The Alaska Regulatory Commission, which oversees the state's electric utilities, has denied an advocacy group's request for usage data for tens of thousands of individual customers of Chugach Power Association, an Anchorage-based cooperative.
The Renewable Energy Alaska Project (REAP) had asked the commission to compel Chugach to submit the data as it considers the utility's recent proposal to increase rates. REAP said it needed the information to propose alternative new pricing structures to utilities, aimed at conserving natural gas supplies amid the impending natural gas shortage.
Chugach and many other power companies had opposed the request, calling it labor-intensive and a violation of customer privacy. Conservative-leaning advocacy groups and media outlets sympathetic to the oil and gas industry also sounded the alarm about the potential release of the data.
In a ruling last week, Nolan Oliver, an administrative law judge appointed by the commission, denied REAP's request. In his four-paragraph analysis, Oliver said the group had not “sufficiently articulated the benefits of its rate design over the alternatives.”

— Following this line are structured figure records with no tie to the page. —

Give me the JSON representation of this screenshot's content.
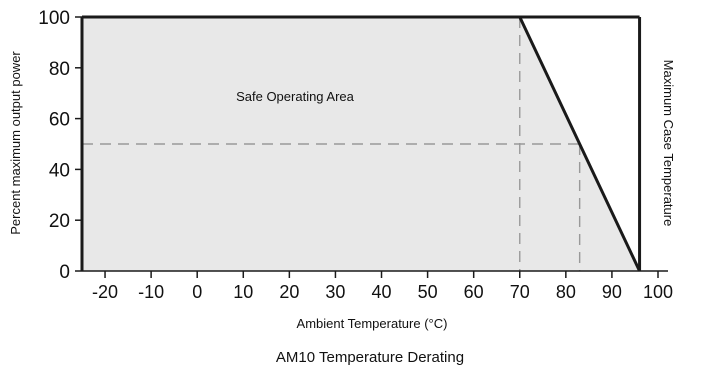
{
  "chart_data": {
    "type": "area",
    "title": "AM10 Temperature Derating",
    "xlabel": "Ambient Temperature (°C)",
    "ylabel": "Percent maximum output power",
    "xlim": [
      -25,
      100
    ],
    "ylim": [
      0,
      100
    ],
    "x_ticks": [
      -20,
      -10,
      0,
      10,
      20,
      30,
      40,
      50,
      60,
      70,
      80,
      90,
      100
    ],
    "y_ticks": [
      0,
      20,
      40,
      60,
      80,
      100
    ],
    "grid": false,
    "series": [
      {
        "points": [
          {
            "x": -25,
            "y": 100
          },
          {
            "x": 70,
            "y": 100
          },
          {
            "x": 83,
            "y": 50
          },
          {
            "x": 96,
            "y": 0
          }
        ]
      }
    ],
    "reference_lines": [
      {
        "axis": "x",
        "value": 70,
        "style": "dashed"
      },
      {
        "axis": "x",
        "value": 83,
        "style": "dashed"
      },
      {
        "axis": "y",
        "value": 50,
        "style": "dashed"
      },
      {
        "axis": "x",
        "value": 96,
        "style": "solid"
      }
    ],
    "annotations": {
      "region_label": "Safe Operating Area",
      "vertical_line_label": "Maximum Case Temperature"
    },
    "colors": {
      "area_fill": "#e8e8e8",
      "line": "#1a1a1a",
      "dash": "#999999"
    }
  }
}
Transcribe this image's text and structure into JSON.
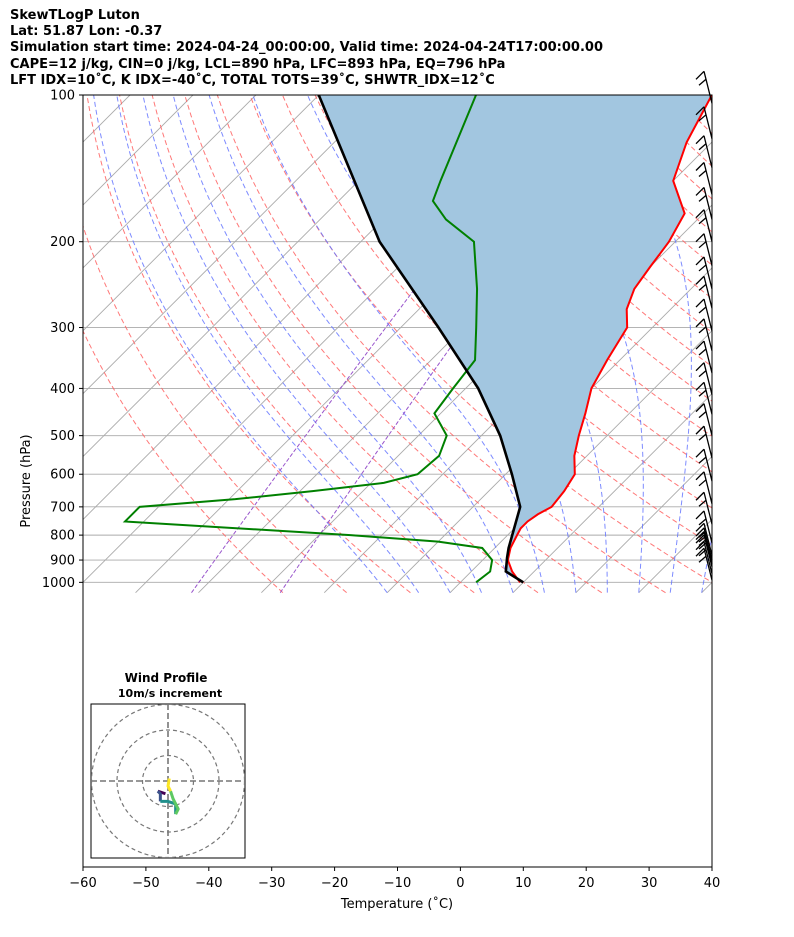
{
  "header": {
    "lines": [
      "SkewTLogP Luton",
      "Lat: 51.87   Lon: -0.37",
      "Simulation start time: 2024-04-24_00:00:00, Valid time: 2024-04-24T17:00:00.00",
      "CAPE=12 j/kg, CIN=0 j/kg, LCL=890 hPa, LFC=893 hPa, EQ=796 hPa",
      "LFT IDX=10˚C, K IDX=-40˚C, TOTAL TOTS=39˚C, SHWTR_IDX=12˚C"
    ]
  },
  "colors": {
    "temperature": "#ff0000",
    "dewpoint": "#008000",
    "parcel": "#000000",
    "cape_fill": "#a2c6e0",
    "dry_adiabat": "#ff6060",
    "moist_adiabat": "#6677ff",
    "mixing_ratio": "#9955cc",
    "isotherm": "#aaaaaa",
    "isobar": "#aaaaaa"
  },
  "chart_data": [
    {
      "type": "line",
      "subtype": "skew-T log-P diagram",
      "title": "",
      "xlabel": "Temperature (˚C)",
      "ylabel": "Pressure (hPa)",
      "xlim": [
        -60,
        40
      ],
      "ylim": [
        1050,
        100
      ],
      "y_scale": "log",
      "grid": true,
      "x_ticks": [
        -60,
        -50,
        -40,
        -30,
        -20,
        -10,
        0,
        10,
        20,
        30,
        40
      ],
      "x_tick_labels": [
        "−60",
        "−50",
        "−40",
        "−30",
        "−20",
        "−10",
        "0",
        "10",
        "20",
        "30",
        "40"
      ],
      "y_ticks": [
        100,
        200,
        300,
        400,
        500,
        600,
        700,
        800,
        900,
        1000
      ],
      "y_tick_labels": [
        "100",
        "200",
        "300",
        "400",
        "500",
        "600",
        "700",
        "800",
        "900",
        "1000"
      ],
      "series": [
        {
          "role": "temperature",
          "points": [
            [
              9.5,
              1000
            ],
            [
              8,
              975
            ],
            [
              6.5,
              950
            ],
            [
              4,
              900
            ],
            [
              2.5,
              850
            ],
            [
              1.5,
              800
            ],
            [
              1,
              775
            ],
            [
              1,
              750
            ],
            [
              1.5,
              725
            ],
            [
              2.5,
              700
            ],
            [
              2,
              650
            ],
            [
              1,
              600
            ],
            [
              -2,
              550
            ],
            [
              -4.5,
              500
            ],
            [
              -7,
              450
            ],
            [
              -10,
              400
            ],
            [
              -12,
              350
            ],
            [
              -14,
              300
            ],
            [
              -17,
              275
            ],
            [
              -19,
              250
            ],
            [
              -20,
              225
            ],
            [
              -20.5,
              212
            ],
            [
              -21,
              200
            ],
            [
              -23,
              175
            ],
            [
              -30,
              150
            ],
            [
              -34,
              125
            ],
            [
              -37.5,
              100
            ]
          ]
        },
        {
          "role": "dewpoint",
          "points": [
            [
              2.5,
              1000
            ],
            [
              3,
              950
            ],
            [
              1.5,
              900
            ],
            [
              -2,
              850
            ],
            [
              -10,
              825
            ],
            [
              -25,
              800
            ],
            [
              -63,
              750
            ],
            [
              -63,
              700
            ],
            [
              -49,
              675
            ],
            [
              -38,
              650
            ],
            [
              -28,
              625
            ],
            [
              -24,
              600
            ],
            [
              -23.5,
              550
            ],
            [
              -25.5,
              500
            ],
            [
              -31,
              450
            ],
            [
              -32,
              400
            ],
            [
              -33,
              350
            ],
            [
              -38,
              300
            ],
            [
              -44,
              250
            ],
            [
              -52,
              200
            ],
            [
              -60,
              180
            ],
            [
              -65,
              165
            ],
            [
              -67,
              150
            ],
            [
              -75,
              100
            ]
          ]
        },
        {
          "role": "parcel",
          "points": [
            [
              10,
              1000
            ],
            [
              5.5,
              950
            ],
            [
              3.5,
              890
            ],
            [
              2.2,
              850
            ],
            [
              -2.5,
              700
            ],
            [
              -9,
              600
            ],
            [
              -17,
              500
            ],
            [
              -28,
              400
            ],
            [
              -44,
              300
            ],
            [
              -67,
              200
            ],
            [
              -100,
              100
            ]
          ]
        }
      ],
      "cape_region": "shaded between parcel and temperature profiles"
    },
    {
      "type": "scatter",
      "subtype": "hodograph",
      "title": "Wind Profile",
      "subtitle": "10m/s increment",
      "ring_radii": [
        10,
        20,
        30
      ],
      "segments": [
        {
          "color": "#440154",
          "points": [
            [
              -1,
              -5
            ],
            [
              -4,
              -4
            ]
          ]
        },
        {
          "color": "#3b528b",
          "points": [
            [
              -4,
              -4
            ],
            [
              -3,
              -5
            ],
            [
              -3,
              -8
            ]
          ]
        },
        {
          "color": "#21908c",
          "points": [
            [
              -3,
              -8
            ],
            [
              0,
              -8
            ],
            [
              3,
              -9
            ],
            [
              3,
              -13
            ]
          ]
        },
        {
          "color": "#5ec962",
          "points": [
            [
              3,
              -13
            ],
            [
              4,
              -11
            ],
            [
              2,
              -7
            ],
            [
              1,
              -4
            ]
          ]
        },
        {
          "color": "#fde725",
          "points": [
            [
              1,
              -4
            ],
            [
              0,
              -2
            ],
            [
              0.5,
              1
            ]
          ]
        }
      ]
    }
  ],
  "wind_barbs": {
    "x_position": "right edge at 40˚C",
    "pressures": [
      104,
      123,
      141,
      160,
      180,
      200,
      224,
      250,
      274,
      305,
      335,
      372,
      412,
      452,
      500,
      556,
      620,
      690,
      760,
      830,
      880,
      900,
      915,
      930,
      960,
      990
    ]
  }
}
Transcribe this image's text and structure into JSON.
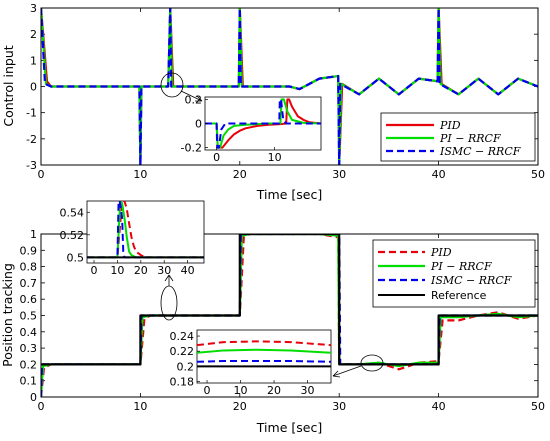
{
  "chart_data": [
    {
      "type": "line",
      "xlabel": "Time [sec]",
      "ylabel": "Control input",
      "xlim": [
        0,
        50
      ],
      "ylim": [
        -3,
        3
      ],
      "xticks": [
        0,
        10,
        20,
        30,
        40,
        50
      ],
      "yticks": [
        -3,
        -2,
        -1,
        0,
        1,
        2,
        3
      ],
      "legend_position": "bottom-right",
      "series": [
        {
          "name": "PID",
          "color": "#e8000b",
          "dash": "solid",
          "x": [
            0,
            0.6,
            1,
            9.9,
            10,
            10.1,
            11,
            12.8,
            13,
            13.3,
            15,
            19.9,
            20,
            20.3,
            25,
            26,
            28,
            29.9,
            30,
            30.3,
            32,
            34,
            36,
            38,
            39.9,
            40,
            40.3,
            42,
            44,
            46,
            48,
            50
          ],
          "y": [
            3,
            0.2,
            0,
            0,
            -3,
            0,
            0,
            0,
            3,
            0,
            0,
            0,
            3,
            0,
            0,
            -0.1,
            0.3,
            0.4,
            -3,
            0.1,
            -0.3,
            0.3,
            -0.3,
            0.3,
            0.2,
            3,
            0.1,
            -0.3,
            0.3,
            -0.3,
            0.3,
            0
          ]
        },
        {
          "name": "PI − RRCF",
          "color": "#00dd00",
          "dash": "solid",
          "x": [
            0,
            0.5,
            1,
            9.9,
            10,
            10.1,
            11,
            12.8,
            13,
            13.2,
            15,
            19.9,
            20,
            20.2,
            25,
            26,
            28,
            29.9,
            30,
            30.2,
            32,
            34,
            36,
            38,
            39.9,
            40,
            40.2,
            42,
            44,
            46,
            48,
            50
          ],
          "y": [
            3,
            0.1,
            0,
            0,
            -3,
            0,
            0,
            0,
            3,
            0,
            0,
            0,
            3,
            0,
            0,
            -0.1,
            0.3,
            0.4,
            -3,
            0.1,
            -0.3,
            0.3,
            -0.3,
            0.3,
            0.2,
            3,
            0.1,
            -0.3,
            0.3,
            -0.3,
            0.3,
            0
          ]
        },
        {
          "name": "ISMC − RRCF",
          "color": "#0000ee",
          "dash": "dashed",
          "x": [
            0,
            0.4,
            1,
            9.9,
            10,
            10.1,
            11,
            12.8,
            13,
            13.1,
            15,
            19.9,
            20,
            20.1,
            25,
            26,
            28,
            29.9,
            30,
            30.1,
            32,
            34,
            36,
            38,
            39.9,
            40,
            40.1,
            42,
            44,
            46,
            48,
            50
          ],
          "y": [
            3,
            0.1,
            0,
            0,
            -3,
            0,
            0,
            0,
            3,
            0,
            0,
            0,
            3,
            0,
            0,
            -0.1,
            0.3,
            0.4,
            -3,
            0.1,
            -0.3,
            0.3,
            -0.3,
            0.3,
            0.2,
            3,
            0.1,
            -0.3,
            0.3,
            -0.3,
            0.3,
            0
          ]
        }
      ],
      "inset": {
        "xticks": [
          0,
          10
        ],
        "yticks": [
          -0.2,
          0,
          0.2
        ],
        "xlim": [
          -2,
          18
        ],
        "ylim": [
          -0.22,
          0.22
        ],
        "series": [
          {
            "name": "PID",
            "color": "#e8000b",
            "dash": "solid",
            "x": [
              -2,
              0,
              0.2,
              1,
              2,
              3,
              4,
              5,
              7,
              9,
              11,
              12,
              12.2,
              12.5,
              13,
              14,
              15,
              16,
              18
            ],
            "y": [
              0,
              0,
              -0.2,
              -0.2,
              -0.14,
              -0.09,
              -0.06,
              -0.04,
              -0.02,
              -0.01,
              -0.005,
              0,
              0.2,
              0.2,
              0.14,
              0.06,
              0.03,
              0.01,
              0
            ]
          },
          {
            "name": "PI − RRCF",
            "color": "#00dd00",
            "dash": "solid",
            "x": [
              -2,
              0,
              0.2,
              0.6,
              1.2,
              2,
              3,
              5,
              9,
              11,
              11.2,
              11.6,
              12.2,
              13,
              15,
              18
            ],
            "y": [
              0,
              0,
              -0.2,
              -0.2,
              -0.1,
              -0.05,
              -0.02,
              -0.01,
              0,
              0,
              0.2,
              0.2,
              0.1,
              0.03,
              0.005,
              0
            ]
          },
          {
            "name": "ISMC − RRCF",
            "color": "#0000ee",
            "dash": "dashed",
            "x": [
              -2,
              0,
              0.1,
              0.4,
              0.8,
              1.5,
              3,
              9,
              10.8,
              10.9,
              11.1,
              11.5,
              12,
              18
            ],
            "y": [
              0,
              0,
              -0.2,
              -0.2,
              -0.05,
              0,
              0,
              0,
              0,
              0.2,
              0.2,
              0.03,
              0,
              0
            ]
          }
        ]
      }
    },
    {
      "type": "line",
      "xlabel": "Time [sec]",
      "ylabel": "Position tracking",
      "xlim": [
        0,
        50
      ],
      "ylim": [
        0,
        1
      ],
      "xticks": [
        0,
        10,
        20,
        30,
        40,
        50
      ],
      "yticks": [
        0,
        0.1,
        0.2,
        0.3,
        0.4,
        0.5,
        0.6,
        0.7,
        0.8,
        0.9,
        1
      ],
      "legend_position": "top-right",
      "series": [
        {
          "name": "PID",
          "color": "#e8000b",
          "dash": "dashed",
          "x": [
            0,
            0.3,
            1,
            10,
            10.4,
            11,
            20,
            20.4,
            21,
            28,
            29.9,
            30,
            30.4,
            32,
            34,
            36,
            38,
            40,
            40.4,
            42,
            44,
            46,
            48,
            50
          ],
          "y": [
            0,
            0.18,
            0.2,
            0.2,
            0.48,
            0.5,
            0.5,
            0.98,
            1,
            1,
            0.98,
            0.22,
            0.2,
            0.2,
            0.21,
            0.17,
            0.21,
            0.22,
            0.47,
            0.47,
            0.5,
            0.52,
            0.48,
            0.5
          ]
        },
        {
          "name": "PI − RRCF",
          "color": "#00dd00",
          "dash": "solid",
          "x": [
            0,
            0.2,
            1,
            10,
            10.2,
            11,
            20,
            20.2,
            21,
            28,
            29.9,
            30,
            30.2,
            32,
            34,
            36,
            38,
            40,
            40.2,
            42,
            44,
            46,
            48,
            50
          ],
          "y": [
            0,
            0.19,
            0.2,
            0.2,
            0.49,
            0.5,
            0.5,
            0.99,
            1,
            1,
            0.99,
            0.21,
            0.2,
            0.2,
            0.21,
            0.19,
            0.21,
            0.21,
            0.49,
            0.49,
            0.5,
            0.51,
            0.49,
            0.5
          ]
        },
        {
          "name": "ISMC − RRCF",
          "color": "#0000ee",
          "dash": "dashed",
          "x": [
            0,
            0.1,
            1,
            10,
            10.1,
            11,
            20,
            20.1,
            21,
            30,
            30.1,
            40,
            40.1,
            42,
            44,
            46,
            48,
            50
          ],
          "y": [
            0,
            0.2,
            0.2,
            0.2,
            0.5,
            0.5,
            0.5,
            1,
            1,
            1,
            0.2,
            0.2,
            0.5,
            0.5,
            0.5,
            0.5,
            0.5,
            0.5
          ]
        },
        {
          "name": "Reference",
          "color": "#000000",
          "dash": "solid",
          "x": [
            0,
            0,
            10,
            10,
            20,
            20,
            30,
            30,
            40,
            40,
            50
          ],
          "y": [
            0.2,
            0.2,
            0.2,
            0.5,
            0.5,
            1,
            1,
            0.2,
            0.2,
            0.5,
            0.5
          ]
        }
      ],
      "insets": [
        {
          "xticks": [
            0,
            10,
            20,
            30,
            40
          ],
          "yticks": [
            0.5,
            0.52,
            0.54
          ],
          "xlim": [
            -3,
            47
          ],
          "ylim": [
            0.495,
            0.55
          ],
          "series": [
            {
              "name": "PID",
              "color": "#e8000b",
              "dash": "dashed",
              "x": [
                -3,
                10,
                12,
                13,
                14,
                15,
                16,
                17,
                18,
                20,
                22,
                47
              ],
              "y": [
                0.5,
                0.5,
                0.55,
                0.55,
                0.543,
                0.53,
                0.518,
                0.51,
                0.505,
                0.502,
                0.5,
                0.5
              ]
            },
            {
              "name": "PI − RRCF",
              "color": "#00dd00",
              "dash": "solid",
              "x": [
                -3,
                10,
                11.2,
                12,
                13,
                14,
                15,
                16,
                18,
                47
              ],
              "y": [
                0.5,
                0.5,
                0.55,
                0.548,
                0.535,
                0.518,
                0.505,
                0.502,
                0.5,
                0.5
              ]
            },
            {
              "name": "ISMC − RRCF",
              "color": "#0000ee",
              "dash": "dashed",
              "x": [
                -3,
                10,
                10.5,
                11,
                12,
                12.5,
                13,
                47
              ],
              "y": [
                0.5,
                0.5,
                0.55,
                0.55,
                0.535,
                0.505,
                0.5,
                0.5
              ]
            },
            {
              "name": "Reference",
              "color": "#000000",
              "dash": "solid",
              "x": [
                -3,
                47
              ],
              "y": [
                0.5,
                0.5
              ]
            }
          ]
        },
        {
          "xticks": [
            0,
            10,
            20,
            30
          ],
          "yticks": [
            0.18,
            0.2,
            0.22,
            0.24
          ],
          "xlim": [
            -3,
            37
          ],
          "ylim": [
            0.178,
            0.248
          ],
          "series": [
            {
              "name": "PID",
              "color": "#e8000b",
              "dash": "dashed",
              "x": [
                -3,
                5,
                15,
                25,
                37
              ],
              "y": [
                0.228,
                0.232,
                0.233,
                0.232,
                0.228
              ]
            },
            {
              "name": "PI − RRCF",
              "color": "#00dd00",
              "dash": "solid",
              "x": [
                -3,
                5,
                15,
                25,
                37
              ],
              "y": [
                0.218,
                0.221,
                0.222,
                0.221,
                0.218
              ]
            },
            {
              "name": "ISMC − RRCF",
              "color": "#0000ee",
              "dash": "dashed",
              "x": [
                -3,
                5,
                15,
                25,
                37
              ],
              "y": [
                0.206,
                0.207,
                0.207,
                0.207,
                0.206
              ]
            },
            {
              "name": "Reference",
              "color": "#000000",
              "dash": "solid",
              "x": [
                -3,
                37
              ],
              "y": [
                0.2,
                0.2
              ]
            }
          ]
        }
      ]
    }
  ]
}
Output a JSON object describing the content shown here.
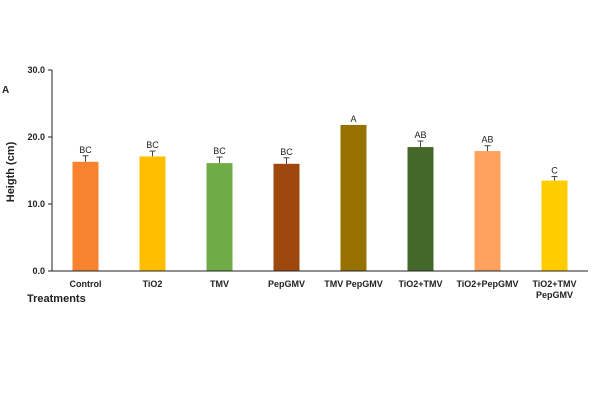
{
  "chart_data": {
    "type": "bar",
    "panel_label": "A",
    "ylabel": "Heigth (cm)",
    "xlabel": "Treatments",
    "ylim": [
      0,
      30
    ],
    "yticks": [
      "0.0",
      "10.0",
      "20.0",
      "30.0"
    ],
    "grid": false,
    "categories": [
      [
        "Control"
      ],
      [
        "TiO2"
      ],
      [
        "TMV"
      ],
      [
        "PepGMV"
      ],
      [
        "TMV PepGMV"
      ],
      [
        "TiO2+TMV"
      ],
      [
        "TiO2+PepGMV"
      ],
      [
        "TiO2+TMV",
        "PepGMV"
      ]
    ],
    "values": [
      16.3,
      17.1,
      16.1,
      16.0,
      21.8,
      18.5,
      17.9,
      13.5
    ],
    "errors": [
      0.9,
      0.8,
      0.9,
      0.9,
      0.0,
      0.9,
      0.8,
      0.6
    ],
    "significance": [
      "BC",
      "BC",
      "BC",
      "BC",
      "A",
      "AB",
      "AB",
      "C"
    ],
    "colors": [
      "#F7832E",
      "#FFBE00",
      "#6FAC46",
      "#9E480E",
      "#977100",
      "#43682A",
      "#FFA25E",
      "#FFCC00"
    ]
  }
}
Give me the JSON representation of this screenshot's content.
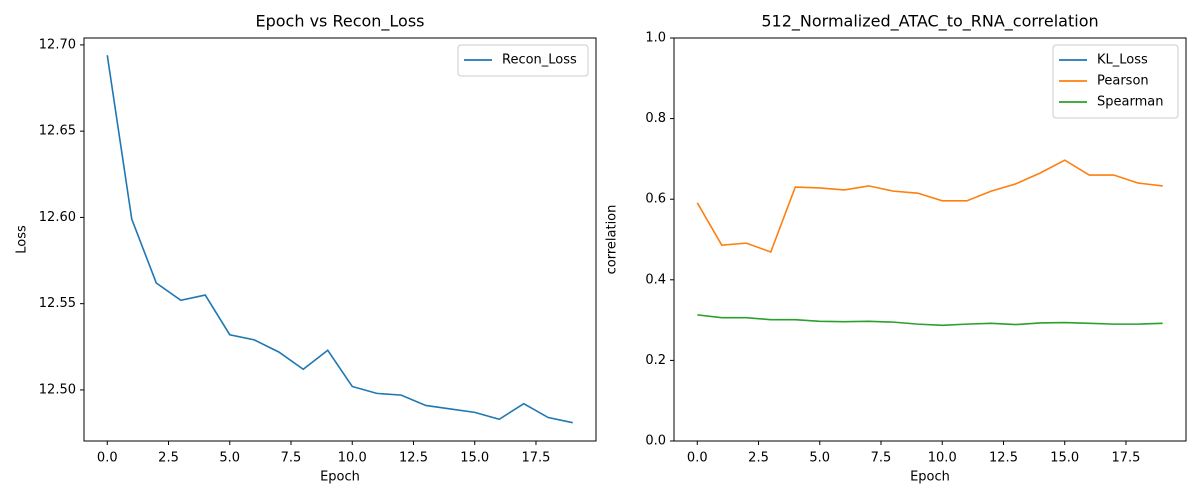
{
  "chart_data": [
    {
      "type": "line",
      "title": "Epoch vs Recon_Loss",
      "xlabel": "Epoch",
      "ylabel": "Loss",
      "x": [
        0,
        1,
        2,
        3,
        4,
        5,
        6,
        7,
        8,
        9,
        10,
        11,
        12,
        13,
        14,
        15,
        16,
        17,
        18,
        19
      ],
      "series": [
        {
          "name": "Recon_Loss",
          "color": "#1f77b4",
          "values": [
            12.694,
            12.599,
            12.562,
            12.552,
            12.555,
            12.532,
            12.529,
            12.522,
            12.512,
            12.523,
            12.502,
            12.498,
            12.497,
            12.491,
            12.489,
            12.487,
            12.483,
            12.492,
            12.484,
            12.481
          ]
        }
      ],
      "xlim": [
        -0.95,
        19.95
      ],
      "ylim": [
        12.4704,
        12.704
      ],
      "xticks": [
        {
          "value": 0,
          "label": "0.0"
        },
        2.5,
        {
          "value": 5,
          "label": "5.0"
        },
        7.5,
        {
          "value": 10,
          "label": "10.0"
        },
        12.5,
        {
          "value": 15,
          "label": "15.0"
        },
        17.5
      ],
      "yticks": [
        {
          "value": 12.5,
          "label": "12.50"
        },
        12.55,
        {
          "value": 12.6,
          "label": "12.60"
        },
        12.65,
        {
          "value": 12.7,
          "label": "12.70"
        }
      ],
      "legend": "upper right"
    },
    {
      "type": "line",
      "title": "512_Normalized_ATAC_to_RNA_correlation",
      "xlabel": "Epoch",
      "ylabel": "correlation",
      "x": [
        0,
        1,
        2,
        3,
        4,
        5,
        6,
        7,
        8,
        9,
        10,
        11,
        12,
        13,
        14,
        15,
        16,
        17,
        18,
        19
      ],
      "series": [
        {
          "name": "KL_Loss",
          "color": "#1f77b4",
          "values": [
            null,
            null,
            null,
            null,
            null,
            null,
            null,
            null,
            null,
            null,
            null,
            null,
            null,
            null,
            null,
            null,
            null,
            null,
            null,
            null
          ]
        },
        {
          "name": "Pearson",
          "color": "#ff7f0e",
          "values": [
            0.591,
            0.486,
            0.491,
            0.469,
            0.63,
            0.628,
            0.623,
            0.633,
            0.62,
            0.615,
            0.596,
            0.596,
            0.62,
            0.638,
            0.665,
            0.697,
            0.66,
            0.66,
            0.64,
            0.633
          ]
        },
        {
          "name": "Spearman",
          "color": "#2ca02c",
          "values": [
            0.313,
            0.306,
            0.306,
            0.301,
            0.301,
            0.297,
            0.296,
            0.297,
            0.295,
            0.29,
            0.287,
            0.29,
            0.292,
            0.289,
            0.293,
            0.294,
            0.292,
            0.29,
            0.29,
            0.292
          ]
        }
      ],
      "xlim": [
        -0.95,
        19.95
      ],
      "ylim": [
        0,
        1
      ],
      "xticks": [
        {
          "value": 0,
          "label": "0.0"
        },
        2.5,
        {
          "value": 5,
          "label": "5.0"
        },
        7.5,
        {
          "value": 10,
          "label": "10.0"
        },
        12.5,
        {
          "value": 15,
          "label": "15.0"
        },
        17.5
      ],
      "yticks": [
        {
          "value": 0,
          "label": "0.0"
        },
        0.2,
        0.4,
        0.6,
        0.8,
        {
          "value": 1,
          "label": "1.0"
        }
      ],
      "legend": "upper right"
    }
  ]
}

Oliver said the “burden and expense” of creating the data would outweigh its benefits, citing Chugach's claim that creating the data would require thousands of dollars and more than 100 hours of employee time.
REAP executive director Chris Rose said in an email that his group criticized the decision and Oliver's “failure to provide a valid legal reason to deny his request for development-critical data.” said he was disappointed. Rate designs that encourage natural gas savings as required by state law. ”
“With natural gas shortages looming in Cook Inlet, REAP will continue to work in the public interest to preserve the region's rapidly dwindling local gas supplies,” Rose wrote. “We hope Chugach Electric will work with us to find a way to do that.”